Anti-shooting journalist launches book about ‘gun culture’

29 Jan 2016 – Journalist Iain Overton has launched a website aimed at plugging his new anti-firearms book, Gun Baby Gun.

Overton last came to public notice after quitting the left-leaning Bureau of Investigative Journalism amid allegations he falsely implied on Twitter that Conservative peer Lord McAlpine was a paedophile.

While Overton did not name McAlpine publicly he did let the name slip to other journalists, and the BIJ’s programme – which was broadcast on BBC Newsnight but stopped short of naming McAlpine – led to weeks of defamatory rumours about McAlpine circulating on Twitter.

Gun Baby Gun’s broad thrust is that firearms ownership in and of itself is a worldwide evil and that gun control, in the American sense of banning everything, is the only answer to this perceived problem.

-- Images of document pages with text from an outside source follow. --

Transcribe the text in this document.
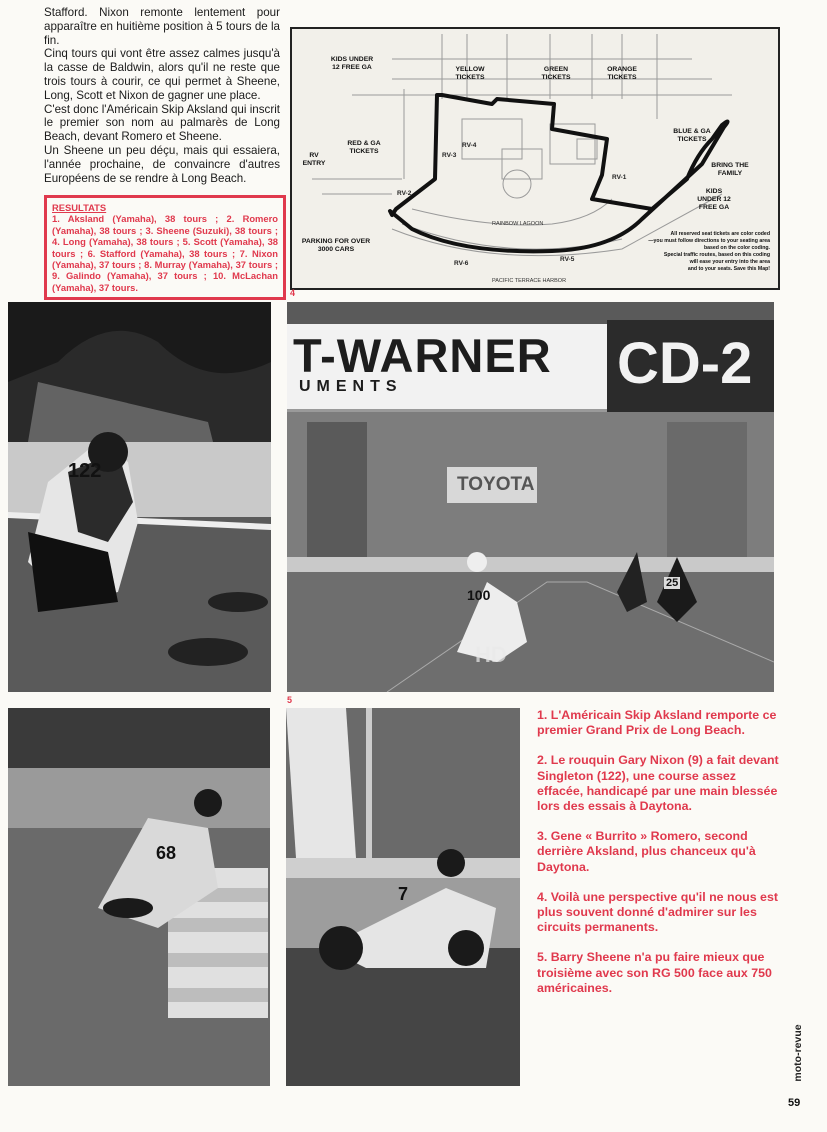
Stafford. Nixon remonte lentement pour apparaître en huitième position à 5 tours de la fin.

Cinq tours qui vont être assez calmes jusqu'à la casse de Baldwin, alors qu'il ne reste que trois tours à courir, ce qui permet à Sheene, Long, Scott et Nixon de gagner une place.

C'est donc l'Américain Skip Aksland qui inscrit le premier son nom au palmarès de Long Beach, devant Romero et Sheene.

Un Sheene un peu déçu, mais qui essaiera, l'année prochaine, de convaincre d'autres Européens de se rendre à Long Beach.

RESULTATS
1. Aksland (Yamaha), 38 tours ; 2. Romero (Yamaha), 38 tours ; 3. Sheene (Suzuki), 38 tours ; 4. Long (Yamaha), 38 tours ; 5. Scott (Yamaha), 38 tours ; 6. Stafford (Yamaha), 38 tours ; 7. Nixon (Yamaha), 37 tours ; 8. Murray (Yamaha), 37 tours ; 9. Galindo (Yamaha), 37 tours ; 10. McLachan (Yamaha), 37 tours.
RV-1
RV-2
RV-3
RV-4
RV-5
RV-6
RAINBOW LAGOON
PACIFIC TERRACE HARBOR
KIDS UNDER
12 FREE GA	YELLOW
TICKETS
GREEN
TICKETS
ORANGE
TICKETS
BLUE & GA
TICKETS
BRING THE
FAMILY
KIDS
UNDER 12
FREE GA
RV
ENTRY
RED & GA
TICKETS
PARKING FOR OVER
3000 CARS
All reserved seat tickets are color coded
—you must follow directions to your seating area
based on the color coding.
Special traffic routes, based on this coding
will ease your entry into the area
and to your seats. Save this Map!
4
122
T-WARNER
UMENTS	CD-2
TOYOTA
100
25
HD
5
68
7

1. L'Américain Skip Aksland remporte ce premier Grand Prix de Long Beach.

2. Le rouquin Gary Nixon (9) a fait devant Singleton (122), une course assez effacée, handicapé par une main blessée lors des essais à Daytona.

3. Gene « Burrito » Romero, second derrière Aksland, plus chanceux qu'à Daytona.

4. Voilà une perspective qu'il ne nous est plus souvent donné d'admirer sur les circuits permanents.

5. Barry Sheene n'a pu faire mieux que troisième avec son RG 500 face aux 750 américaines.

moto-revue
59
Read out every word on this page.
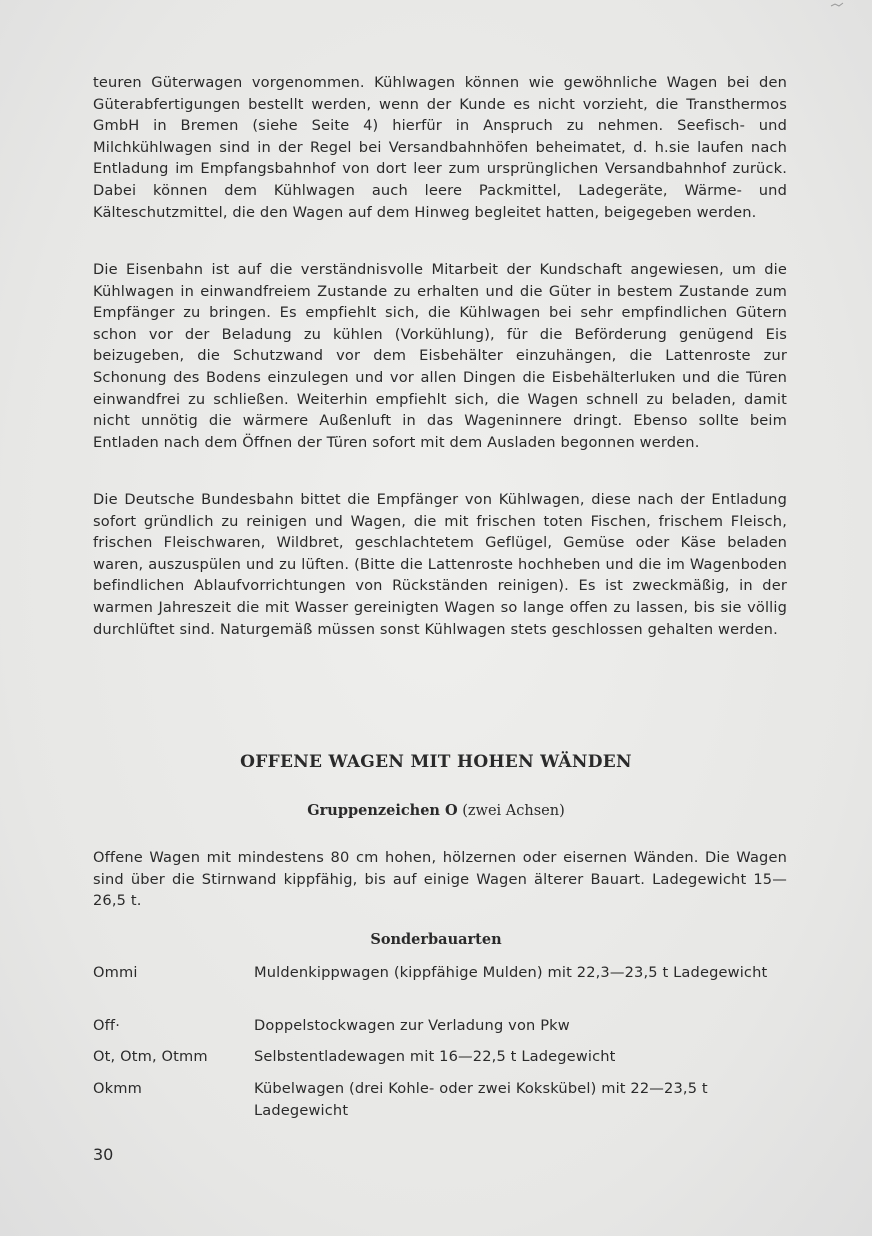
teuren Güterwagen vorgenommen. Kühlwagen können wie gewöhnliche Wagen bei den Güterabfertigungen bestellt werden, wenn der Kunde es nicht vorzieht, die Transthermos GmbH in Bremen (siehe Seite 4) hierfür in Anspruch zu nehmen. Seefisch- und Milchkühlwagen sind in der Regel bei Versandbahnhöfen beheimatet, d. h.sie laufen nach Entladung im Empfangsbahnhof von dort leer zum ursprünglichen Versandbahnhof zurück. Dabei können dem Kühlwagen auch leere Packmittel, Ladegeräte, Wärme- und Kälteschutzmittel, die den Wagen auf dem Hinweg begleitet hatten, beigegeben werden.

Die Eisenbahn ist auf die verständnisvolle Mitarbeit der Kundschaft angewiesen, um die Kühlwagen in einwandfreiem Zustande zu erhalten und die Güter in bestem Zustande zum Empfänger zu bringen. Es empfiehlt sich, die Kühlwagen bei sehr empfindlichen Gütern schon vor der Beladung zu kühlen (Vorkühlung), für die Beförderung genügend Eis beizugeben, die Schutzwand vor dem Eisbehälter einzuhängen, die Lattenroste zur Schonung des Bodens einzulegen und vor allen Dingen die Eisbehälterluken und die Türen einwandfrei zu schließen. Weiterhin empfiehlt sich, die Wagen schnell zu beladen, damit nicht unnötig die wärmere Außenluft in das Wageninnere dringt. Ebenso sollte beim Entladen nach dem Öffnen der Türen sofort mit dem Ausladen begonnen werden.

Die Deutsche Bundesbahn bittet die Empfänger von Kühlwagen, diese nach der Entladung sofort gründlich zu reinigen und Wagen, die mit frischen toten Fischen, frischem Fleisch, frischen Fleischwaren, Wildbret, geschlachtetem Geflügel, Gemüse oder Käse beladen waren, auszuspülen und zu lüften. (Bitte die Lattenroste hochheben und die im Wagenboden befindlichen Ablaufvorrichtungen von Rückständen reinigen). Es ist zweckmäßig, in der warmen Jahreszeit die mit Wasser gereinigten Wagen so lange offen zu lassen, bis sie völlig durchlüftet sind. Naturgemäß müssen sonst Kühlwagen stets geschlossen gehalten werden.

OFFENE WAGEN MIT HOHEN WÄNDEN

Gruppenzeichen O (zwei Achsen)

Offene Wagen mit mindestens 80 cm hohen, hölzernen oder eisernen Wänden. Die Wagen sind über die Stirnwand kippfähig, bis auf einige Wagen älterer Bauart. Ladegewicht 15—26,5 t.

Sonderbauarten

Ommi	Muldenkippwagen (kippfähige Mulden) mit 22,3—23,5 t Ladegewicht
Off·	Doppelstockwagen zur Verladung von Pkw
Ot, Otm, Otmm	Selbstentladewagen mit 16—22,5 t Ladegewicht
Okmm	Kübelwagen (drei Kohle- oder zwei Kokskübel) mit 22—23,5 t Ladegewicht

30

From the promotional materials on the site it appears that Overton concentrates exclusively on the criminal misuse of illegally acquired firearms around the world while largely skating over or ignoring the safe and lawful use of firearms in sporting recreation.

Despite his rather sketchy research – in one instance on his website Overton states that arms exports to Israel are a “concern”, airily declaring that Finland’s sales to the Middle Eastern democracy “have helped support the despotic and armed the tyrannical” before freely admitting he has “no way of knowing how the guns and ammunition exported from Finland were used” – Overton has successfully presented himself to non-English-language media outlets as a “gun expert”.

However, this will be of little concern to Britain’s licensed firearms community as one of the outlets Overton appeared on to plug his book is Russian propaganda channel Russia Today, or RT. The channel was slapped down by TV regulator Ofcom in September last year for broadcasting “materially misleading” content in its programmes.

UKSN comment

UK Shooting News’ author understands Overton’s view that guns are inherently evil; while certainly not sympathising with this misguided notion, I can see how someone who sets out to look exclusively at firearms misuse can form the idea that the presence of guns only leads to bad things happening.

After all, it is this constant exposure to the results of illegal firearms use, through PR initiatives, and personal experience of attending gangland shootings that leads police employees into treating the licensed firearms community with such contempt.

It would probably be counterproductive to, say, invite Overton along to a club range day and educate him on just how well regulated British shooting is – the man clearly has his own view and no amount of evidence or exposure to lawful shooting sports is going to change that – but the shooting sports as a whole do need to shout louder about their sporting successes (look at the Palma team’s historic victory, which went more or less unreported) and about just how overly restrictive British firearms laws are.

Through building a public consensus that laws targeting law-abiding shooters have gone too far, the existing kneejerk bans on certain types of firearms could well be repealed one day.